To increase the efficiency of the flap-type WEC integrated into the breakwater, some linear semi-analytical studies for the enhancement of exciting torque and tunning wall distance with the natural modes are conducted (Michele et al., 2016). This topic was also investigated by experimental tests and it was shown that there is some kind of instability in the flap behaviour due to the formation of antinodes when the ratio of wall distance to wavelength approaches $0.5$ (Cho et al., 2020). For overtopping WECs, it is also reported that less distance increases the amount of wave overtopping (Di Lauro et al., 2020a) which is equivalent to the wave height rise.

The goal of this paper is to provide a thorough understanding of different wave-structure phenomena affecting the behaviour of flap-type WECs mounted on the horizontal surface of the multipurpose breakwater. The presence of the breakwater changes the surrounding hydrodynamic which not only affects the wave reflection and the wave force (Di Lauro et al., 2020b) but also influences the dynamic characteristics such as mass, stiffness, and damping defining the flap-type WEC's movements.

Through this paper, the complexity involves due to the confined water between the flaps and the breakwater, the formation of standing waves or group waves, and their effects on the dynamic response are theoretically and numerically investigated. It is also responded how the whole system should be tuned to increase the power absorbance by optimization of design properties such as PTO coefficients, and the location for mounting the flap WECs. Since computationally demanding tools cannot be always a good solution, especially during the operation procedure, this paper develops 2-D models for various phases of optimization with a detailed description of its capabilities and limitations for this specific device. Later, the 3-D simulation shows that 2-D can effectively represent the flap's behaviour due to the similarity of the dynamic characteristics and the flaps' tendency to move together with a negligible phase difference (Saeidtehrani, 2015).

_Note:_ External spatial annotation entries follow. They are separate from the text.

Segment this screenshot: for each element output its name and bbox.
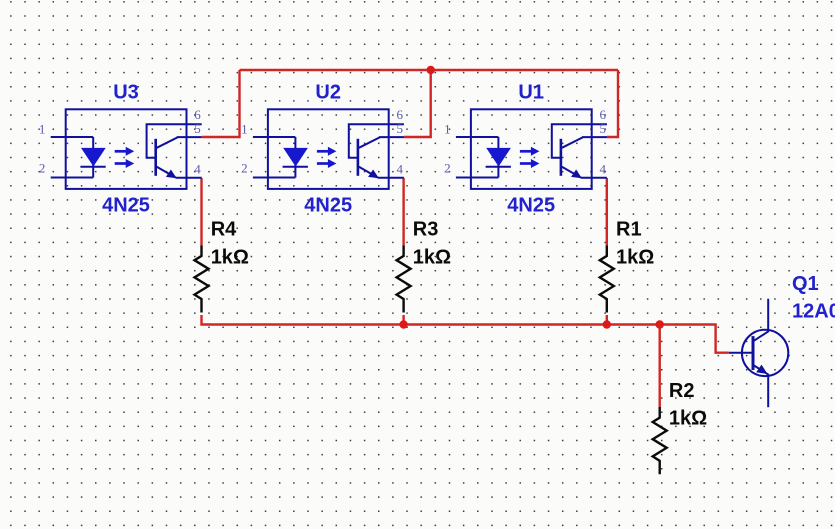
wire: bus down to R2: [659, 325, 661, 408]
svg-text:4N25: 4N25: [102, 194, 150, 216]
svg-text:1kΩ: 1kΩ: [616, 246, 654, 268]
svg-text:4: 4: [194, 161, 201, 176]
opto-coupler U3: [39, 82, 202, 217]
svg-text:R4: R4: [211, 218, 237, 240]
svg-text:R1: R1: [616, 218, 642, 240]
svg-text:1: 1: [39, 121, 46, 136]
svg-text:12A02CH: 12A02CH: [792, 301, 835, 323]
junction on rail: [427, 66, 435, 74]
wire: U3 pin4 down to R4: [200, 178, 202, 245]
svg-text:2: 2: [39, 161, 46, 176]
svg-text:5: 5: [194, 121, 201, 136]
svg-text:1: 1: [444, 121, 451, 136]
svg-text:5: 5: [600, 121, 607, 136]
svg-text:Q1: Q1: [792, 273, 819, 295]
resistor R2: [653, 380, 707, 474]
resistor R4: [195, 218, 249, 312]
svg-text:1: 1: [241, 121, 248, 136]
wire: R1 bottom stub: [606, 315, 608, 325]
wire: top rail: [240, 69, 619, 71]
svg-text:2: 2: [241, 161, 248, 176]
svg-text:U3: U3: [113, 82, 139, 104]
svg-text:R3: R3: [413, 218, 439, 240]
svg-text:U2: U2: [315, 82, 341, 104]
svg-text:6: 6: [397, 107, 404, 122]
wire: U3 pin5 to rail: [202, 70, 240, 137]
svg-text:6: 6: [600, 107, 607, 122]
svg-text:4N25: 4N25: [304, 194, 352, 216]
svg-text:5: 5: [397, 121, 404, 136]
wire: U2 pin4 down to R3: [402, 178, 404, 245]
wire: U1 pin4 down to R1: [606, 178, 608, 245]
svg-text:6: 6: [194, 107, 201, 122]
svg-text:U1: U1: [518, 82, 544, 104]
wire: bottom bus: [202, 315, 729, 353]
junction at R2/bus: [656, 320, 664, 328]
svg-text:4N25: 4N25: [507, 194, 555, 216]
svg-text:4: 4: [600, 161, 607, 176]
svg-text:4: 4: [397, 161, 404, 176]
svg-text:1kΩ: 1kΩ: [669, 408, 707, 430]
wire: R3 bottom stub: [402, 315, 404, 325]
svg-text:R2: R2: [669, 380, 695, 402]
opto-coupler U2: [241, 82, 404, 217]
junction at R3/bus: [399, 320, 407, 328]
resistor R1: [600, 218, 654, 312]
svg-text:1kΩ: 1kΩ: [211, 246, 249, 268]
transistor Q1: [729, 273, 835, 408]
opto-coupler U1: [444, 82, 607, 217]
wire: U2 pin5 to rail: [404, 70, 431, 137]
svg-text:2: 2: [444, 161, 451, 176]
junction at R1/bus: [603, 320, 611, 328]
svg-text:1kΩ: 1kΩ: [413, 246, 451, 268]
resistor R3: [397, 218, 451, 312]
wire: U1 pin5 to rail: [607, 70, 618, 137]
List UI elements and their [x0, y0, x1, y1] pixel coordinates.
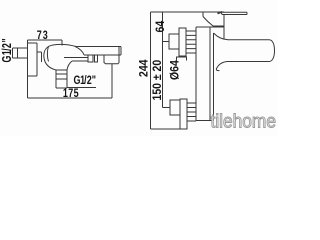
svg-text:64: 64	[155, 20, 168, 32]
shower outlet stack	[56, 70, 67, 88]
svg-text:Ø64: Ø64	[169, 59, 182, 80]
handle wedge	[203, 17, 224, 27]
spout	[214, 33, 275, 71]
Ø64 bracket	[177, 57, 187, 61]
upper pipe stub	[163, 41, 170, 43]
label G1/2" left (rotated)	[1, 38, 15, 62]
lower threaded nut	[187, 103, 196, 121]
lower escutcheon	[180, 99, 187, 129]
dimension 64 / 150±20 line	[162, 12, 164, 108]
svg-text:150 ± 20: 150 ± 20	[152, 60, 165, 101]
svg-text:2: 2	[1, 43, 15, 48]
lower pipe stub	[163, 107, 171, 109]
handle extension drop	[202, 12, 204, 17]
faucet body	[44, 44, 76, 70]
handle neck	[223, 14, 225, 39]
svg-text:1: 1	[1, 50, 15, 55]
svg-text:": "	[1, 38, 15, 42]
label G1/2" spout	[74, 75, 97, 87]
dimension 175 line	[28, 64, 113, 98]
under-handle step boxes	[88, 55, 98, 62]
dimension 244 line	[150, 12, 152, 129]
handle lever	[76, 47, 121, 56]
upper escutcheon	[179, 28, 186, 56]
svg-text:73: 73	[37, 29, 48, 43]
handle bar	[221, 12, 247, 14]
dimension 73 line	[28, 40, 63, 46]
svg-text:tilehome: tilehome	[211, 112, 277, 133]
spout lines	[64, 58, 88, 62]
svg-text:/: /	[1, 48, 15, 51]
svg-text:244: 244	[138, 59, 151, 77]
handle base bell	[75, 46, 84, 55]
body funnel to outlet	[67, 61, 72, 70]
lower eccentric union	[170, 100, 180, 115]
svg-text:G: G	[1, 56, 15, 63]
upper eccentric union	[169, 34, 179, 49]
wall plate	[28, 40, 38, 98]
body adapter step	[37, 52, 42, 62]
aerator box	[104, 55, 119, 64]
bottom extension line	[151, 128, 181, 130]
faucet body column	[196, 27, 224, 121]
inlet fitting G1/2	[13, 48, 28, 58]
upper threaded nut	[186, 31, 196, 53]
G1/2 label shelf	[67, 87, 96, 89]
svg-text:": "	[92, 75, 96, 87]
right view: top extension line	[151, 11, 225, 13]
dimension tick at handle	[218, 12, 223, 14]
svg-text:175: 175	[63, 87, 79, 101]
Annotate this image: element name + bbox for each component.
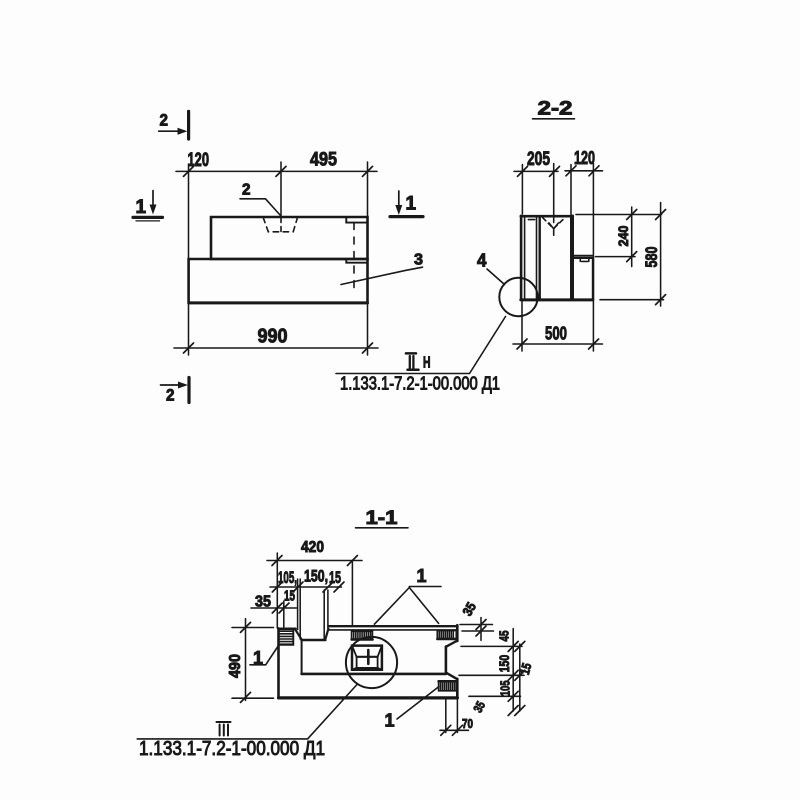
svg-text:45: 45 [497, 631, 512, 642]
svg-text:2: 2 [242, 182, 251, 199]
svg-text:105: 105 [498, 681, 513, 697]
svg-text:580: 580 [643, 247, 661, 268]
svg-text:1-1: 1-1 [366, 508, 398, 529]
svg-text:1: 1 [385, 711, 395, 731]
svg-text:70: 70 [462, 717, 473, 731]
svg-text:2-2: 2-2 [538, 99, 573, 120]
svg-text:35: 35 [471, 699, 488, 715]
svg-text:15: 15 [517, 661, 534, 676]
svg-text:120: 120 [574, 148, 595, 168]
svg-text:2: 2 [166, 386, 175, 405]
svg-text:150,: 150, [304, 568, 328, 586]
svg-text:1.133.1-7.2-1-00.000 Д1: 1.133.1-7.2-1-00.000 Д1 [139, 738, 325, 760]
svg-text:3: 3 [414, 252, 423, 269]
svg-text:420: 420 [301, 539, 324, 556]
svg-text:490: 490 [227, 654, 244, 678]
svg-text:1: 1 [136, 197, 147, 218]
svg-text:500: 500 [545, 322, 567, 343]
svg-text:120: 120 [188, 150, 210, 171]
svg-text:1: 1 [406, 194, 417, 215]
svg-text:150: 150 [497, 655, 512, 673]
svg-text:2: 2 [160, 111, 169, 130]
svg-text:15: 15 [284, 588, 295, 605]
svg-text:4: 4 [477, 251, 487, 271]
svg-text:205: 205 [527, 149, 550, 170]
svg-text:Н: Н [423, 355, 431, 372]
svg-text:990: 990 [258, 325, 288, 348]
svg-text:240: 240 [615, 225, 631, 246]
svg-text:495: 495 [310, 149, 337, 170]
svg-text:1.133.1-7.2-1-00.000 Д1: 1.133.1-7.2-1-00.000 Д1 [340, 374, 500, 394]
svg-text:1: 1 [417, 566, 427, 586]
svg-text:35: 35 [460, 599, 480, 618]
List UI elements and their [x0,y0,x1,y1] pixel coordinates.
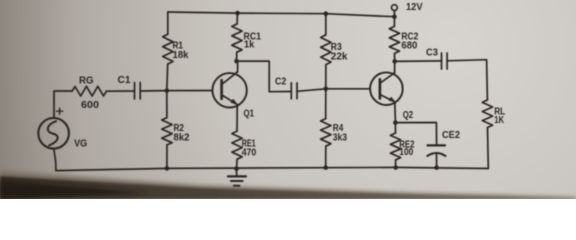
resistor R2 [166,91,168,118]
dark photo edge band at bottom [0,176,576,199]
resistor RE1 [232,131,242,159]
svg-text:1K: 1K [494,114,504,126]
wire: VG column top [54,91,72,118]
resistor R3 [325,14,327,35]
resistor RG [72,86,106,96]
svg-text:12V: 12V [406,1,423,13]
capacitor C2 [290,83,292,99]
wire: VG bottom to rail [54,149,56,171]
junction R2 bottom rail [165,166,170,171]
svg-text:RG: RG [79,75,94,87]
resistor R4 [325,89,327,119]
wire: collector2 node to C3 [395,60,442,63]
left edge shading [0,0,80,199]
junction RE1/ground rail [234,166,239,171]
wire: collector node to C2 [237,61,292,92]
capacitor C3 [441,53,443,69]
svg-text:1k: 1k [244,39,254,51]
capacitor C1 [134,83,136,100]
resistor RL [482,100,492,128]
svg-text:C1: C1 [118,74,131,86]
svg-text:680: 680 [401,40,417,52]
top +V rail [168,12,395,17]
junction RC1 top rail [235,11,240,16]
svg-text:22k: 22k [331,51,348,63]
resistor RC1 [236,13,239,24]
svg-text:100: 100 [399,146,413,158]
svg-text:600: 600 [81,99,99,111]
svg-text:18k: 18k [173,49,189,61]
junction node B (C2/R3/R4/Q2 base) [324,87,329,92]
wire: base Q2 [326,88,370,90]
wire: Q1 emitter to RE1 [236,104,238,131]
svg-text:8k2: 8k2 [174,132,190,144]
bottom rail [56,167,488,170]
resistor R1 [167,12,169,34]
svg-text:VG: VG [74,138,87,150]
transistor Q2 [370,72,403,105]
wire: base Q1 [167,90,213,92]
junction R3 top rail [324,11,329,16]
svg-text:470: 470 [242,147,257,159]
resistor RC2 [393,17,395,27]
wire: Q2 collector [394,61,396,72]
svg-text:C2: C2 [275,76,286,88]
junction CE2 bottom rail [434,165,439,170]
deep dark bottom-left corner [0,181,150,199]
junction node A (C1/R1/R2/Q1 base) [165,88,170,93]
transistor Q1 [212,73,246,107]
wire: Q1 collector [237,61,239,72]
svg-text:Q2: Q2 [403,109,414,121]
svg-text:Q1: Q1 [244,108,255,120]
12V terminal [392,5,398,11]
wire: C2 to node B [297,89,326,92]
svg-text:C3: C3 [426,47,438,59]
soft shadow above bottom edge [0,171,576,199]
source VG [38,118,69,149]
wire C1 to node A [140,90,167,92]
junction 12V rail [392,14,397,19]
junction Q2 collector/RC2 [392,59,397,64]
wire: C3 to RL [447,60,487,100]
svg-text:3k3: 3k3 [333,132,347,144]
junction Q1 collector/RC1 [234,59,239,64]
junction Q2 emitter/RE2/CE2 [393,120,398,125]
junction R4 bottom rail [323,165,328,170]
junction RE2 bottom rail [393,165,398,170]
ground [236,169,238,177]
resistor RE2 [394,123,396,133]
wire: Q2 emitter node [394,102,397,123]
svg-text:CE2: CE2 [442,129,460,141]
wire: emitter node to CE2 [395,123,436,146]
plus sign of VG [57,108,63,114]
wire RG to C1 [106,90,134,92]
capacitor CE2 (polarized) [428,144,446,146]
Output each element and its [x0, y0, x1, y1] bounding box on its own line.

The organization of this paper to provide an investigation on design properties of flap WEC integrated to a breakwater is as follows: brief characterization of the device and site specification is provided in Section 2. Development of the mathematical formulation needs some understanding of the wave-body interaction which is the subject of Section 3.1. The development of a fairly accurate numerical model (Section 3.2) relies on the sensitivity analyses and the verification of the numerical tool with experimental tests that are presented in Sections 3.3 and 3.4. Design properties of the flap WEC such as PTO coefficients and the distance of the flaps from the breakwater are parametrically studied and optimized with a 2-D numerical model in Sections 4.1 and 4.2. The results are used for further 3-D investigation in Section 4.3, which proves the validity of the 2-D simulation and shows that the 2-D results can be effectively used for providing a benchmark for the design and analysis procedure. Finally, it is shown that by using the optimized values for PTO and the distance from the wall, high energy around $85$ percent of the available power can be captured; other conclusions are drawn in Section 5.